Writing - 8/10
Art - 8.5/10
Overall - 8.3/10
User Review( vote)
Writer: Chip Zdarsky
Artist: Marco Checchetto
Colorist: Sunny Gho
Letterer: VC’s Clayton Cowles
Maturity Rating: Teen +
Publisher: Marvel Comics
Release Date: March 27, 2019
Mayor Fisk wants nothing more than Daredevil behind bars, and he might just get his wish in Daredevil #3!
On the Run in Daredevil #3
Ever since Wilson Fisk became Mayor of New York City, the Kingpin has had it out for Daredevil (way back in issue #595). He has had the NYPD on the devil’s tail since day 1. Now it seems they have finally caught up with the devil of Hell’s Kitchen. DD went back to the crime scene where he stopped a robbery but one of the men died during the fight. The blame was put on Daredevil. In his weakened/rusty state could DD have slipped up? Matt has to find the answers, but Detective North, recently transferred from Chicago with a chip on his shoulder for masked vigilantes is there also, and puts a bullet in Matt Murdock. Are Daredevil’s days of dancing on the rooftops, saving the city, over? What about all the good he has done for Hell’s Kitchen? Plus, if Wilson Fisk isn’t behind all of this, who could be? Find out in Daredevil #3!

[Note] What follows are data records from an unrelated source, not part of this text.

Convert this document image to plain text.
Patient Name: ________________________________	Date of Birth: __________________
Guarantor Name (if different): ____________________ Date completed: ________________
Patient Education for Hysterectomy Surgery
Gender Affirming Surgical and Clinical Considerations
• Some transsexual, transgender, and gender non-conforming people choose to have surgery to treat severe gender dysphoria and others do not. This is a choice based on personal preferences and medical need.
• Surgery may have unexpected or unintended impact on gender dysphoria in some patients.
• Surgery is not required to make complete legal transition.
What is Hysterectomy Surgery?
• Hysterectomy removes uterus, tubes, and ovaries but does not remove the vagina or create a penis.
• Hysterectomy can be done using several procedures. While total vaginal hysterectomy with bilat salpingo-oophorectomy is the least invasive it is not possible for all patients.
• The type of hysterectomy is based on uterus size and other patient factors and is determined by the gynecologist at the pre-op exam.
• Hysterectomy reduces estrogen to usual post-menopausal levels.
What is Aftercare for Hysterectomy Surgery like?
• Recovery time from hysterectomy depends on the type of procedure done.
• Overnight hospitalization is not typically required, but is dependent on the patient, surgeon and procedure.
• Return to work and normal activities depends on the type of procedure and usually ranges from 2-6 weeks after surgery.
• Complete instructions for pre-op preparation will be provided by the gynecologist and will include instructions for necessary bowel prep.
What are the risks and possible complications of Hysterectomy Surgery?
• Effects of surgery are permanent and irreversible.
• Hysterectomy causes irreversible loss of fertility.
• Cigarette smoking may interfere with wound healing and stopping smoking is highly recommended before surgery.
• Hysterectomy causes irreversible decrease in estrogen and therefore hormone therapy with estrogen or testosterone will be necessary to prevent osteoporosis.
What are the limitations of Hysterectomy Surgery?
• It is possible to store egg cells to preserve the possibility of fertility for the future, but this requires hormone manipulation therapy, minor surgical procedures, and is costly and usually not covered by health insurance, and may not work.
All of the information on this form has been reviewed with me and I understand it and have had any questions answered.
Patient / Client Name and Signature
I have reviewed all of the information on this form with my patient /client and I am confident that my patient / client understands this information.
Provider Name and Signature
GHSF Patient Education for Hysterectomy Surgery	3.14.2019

Chip Zdarsky is doing a phenomenal job on Daredevil right now. He has got a good solid foothold on the character and a strong start to his run so far. He is playing around with a lot of Daredevil tropes, from the violence, to the Catholic guilt, to Daredevil continuing to get beaten down only to get back up; heck, throw in some ninjas and it is all there.

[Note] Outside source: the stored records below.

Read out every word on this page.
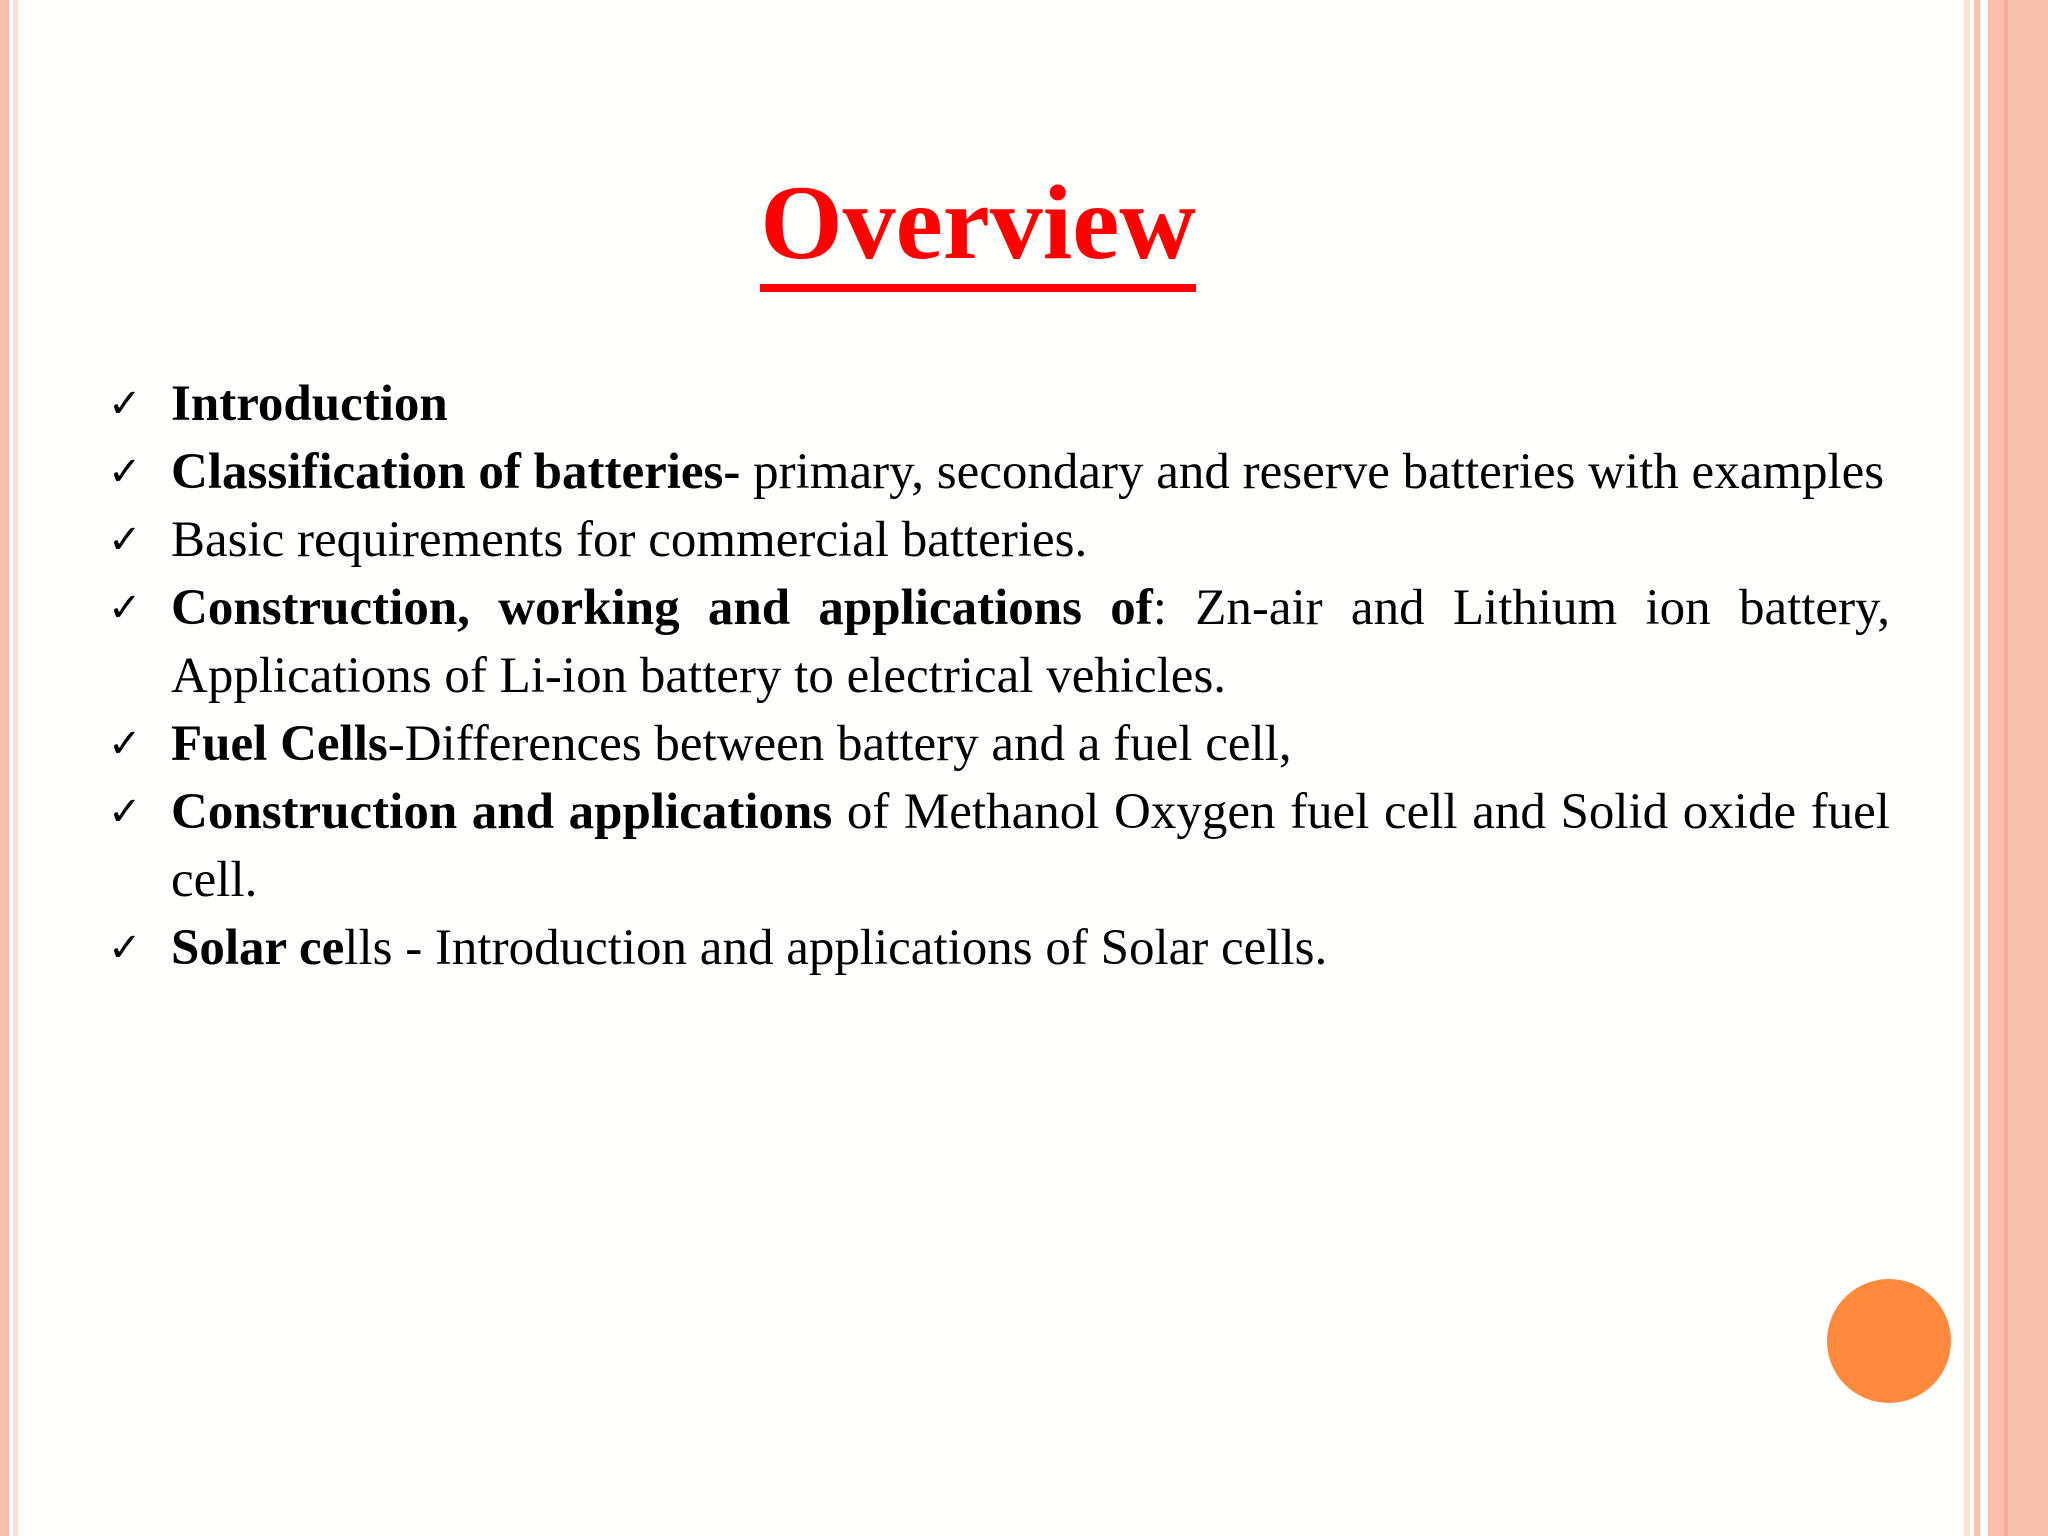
Overview
✓ Introduction
✓ Classification of batteries- primary, secondary and reserve batteries with examples
✓ Basic requirements for commercial batteries.
✓ Construction, working and applications of: Zn-air and Lithium ion battery, Applications of Li-ion battery to electrical vehicles.
✓ Fuel Cells-Differences between battery and a fuel cell,
✓ Construction and applications of Methanol Oxygen fuel cell and Solid oxide fuel cell.
✓ Solar cells - Introduction and applications of Solar cells.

I like that in Daredevil #3 Zdarsky continues to switch perspectives between Matt Murdock and this new character Detective North. We get the point of view from Daredevil and North, and it helps to add a lot to the story. It also lets us get to know this new character better as well. Zdarsky also uses caption boxes for characters’ thoughts. Zdarsky uses those to his advantage in adding great context to the characters’ actions and motivations throughout the issue.
There is one scene in Daredevil #3 that is a little goofy. I won’t say what, to not spoil the issue, but I kind of rolled my eyes a little. I know it is a superhero book and everything is unbelievable and the dramatics are ramped up. But this one part between Detective North and DD was just a little bit odd.

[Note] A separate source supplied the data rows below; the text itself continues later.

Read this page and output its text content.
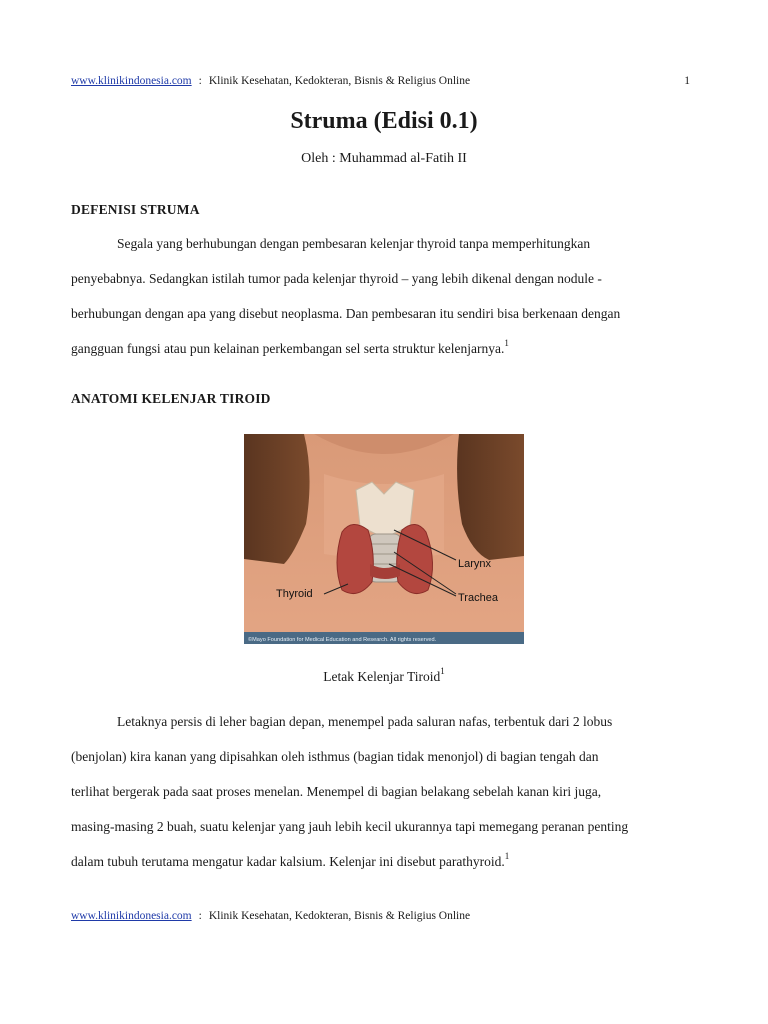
www.klinikindonesia.com : Klinik Kesehatan, Kedokteran, Bisnis & Religius Online	1
Struma (Edisi 0.1)
Oleh : Muhammad al-Fatih II
DEFENISI STRUMA
Segala yang berhubungan dengan pembesaran kelenjar thyroid tanpa memperhitungkan
penyebabnya. Sedangkan istilah tumor pada kelenjar thyroid – yang lebih dikenal dengan nodule -
berhubungan dengan apa yang disebut neoplasma. Dan pembesaran itu sendiri bisa berkenaan dengan
gangguan fungsi atau pun kelainan perkembangan sel serta struktur kelenjarnya.$^1$
ANATOMI KELENJAR TIROID
Larynx
Trachea
Thyroid
©Mayo Foundation for Medical Education and Research. All rights reserved.
Letak Kelenjar Tiroid$^1$
Letaknya persis di leher bagian depan, menempel pada saluran nafas, terbentuk dari 2 lobus
(benjolan) kira kanan yang dipisahkan oleh isthmus (bagian tidak menonjol) di bagian tengah dan
terlihat bergerak pada saat proses menelan. Menempel di bagian belakang sebelah kanan kiri juga,
masing-masing 2 buah, suatu kelenjar yang jauh lebih kecil ukurannya tapi memegang peranan penting
dalam tubuh terutama mengatur kadar kalsium. Kelenjar ini disebut parathyroid.$^1$
www.klinikindonesia.com : Klinik Kesehatan, Kedokteran, Bisnis & Religius Online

Marco Checchetto‘s style works well for the gritty back-to-basics Daredevil storyline that Zdarsky has been delivering. Checchetto catches that bit of “grimy” street-level hero feel. Checchetto brings a little roughness and a little more aggressiveness to the story. More in the ways characters are depicted and the level of violence in the issue. His ink lines remain very clean and tight but the way he depicts the action sequences is a little more vicious and brutal than in the previous arcs of Daredevil.
I enjoy Checchetto’s structuring of scenes in Daredevil #3 as well. He does a great job of balancing large and smaller panels and having the action sequences kind of build up to a big finale. It felt a lot like David Marquez’s action sequences in the current Avengers or when he was on The Defenders. Just good sequencing of events and structuring of those fight scenes, in that they are exciting and easy to follow as well.
Sunny Gho‘s coloring work fits well with the story as well. Sometimes it feels a little too “clean” but it still fits. The coloring work feels bright but dark at the same time. It is not overtly just dark and dreary. There is this certain brightness that peeks through, while still clinging to the darkness of the story, that works well.
Daredevil #3 is another excellent issue into this new Daredevil series. It does a good job of getting Daredevil “back to basics” while still opening up new ground and story points. It also has a great little ending that has me excited for the next issue. If you like Daredevil I can’t imagine you not liking the past three issues. It is classic stuff that, while not exactly breaking new ground in Daredevil lore, adds a lot to the character and is all-around just a good comic book.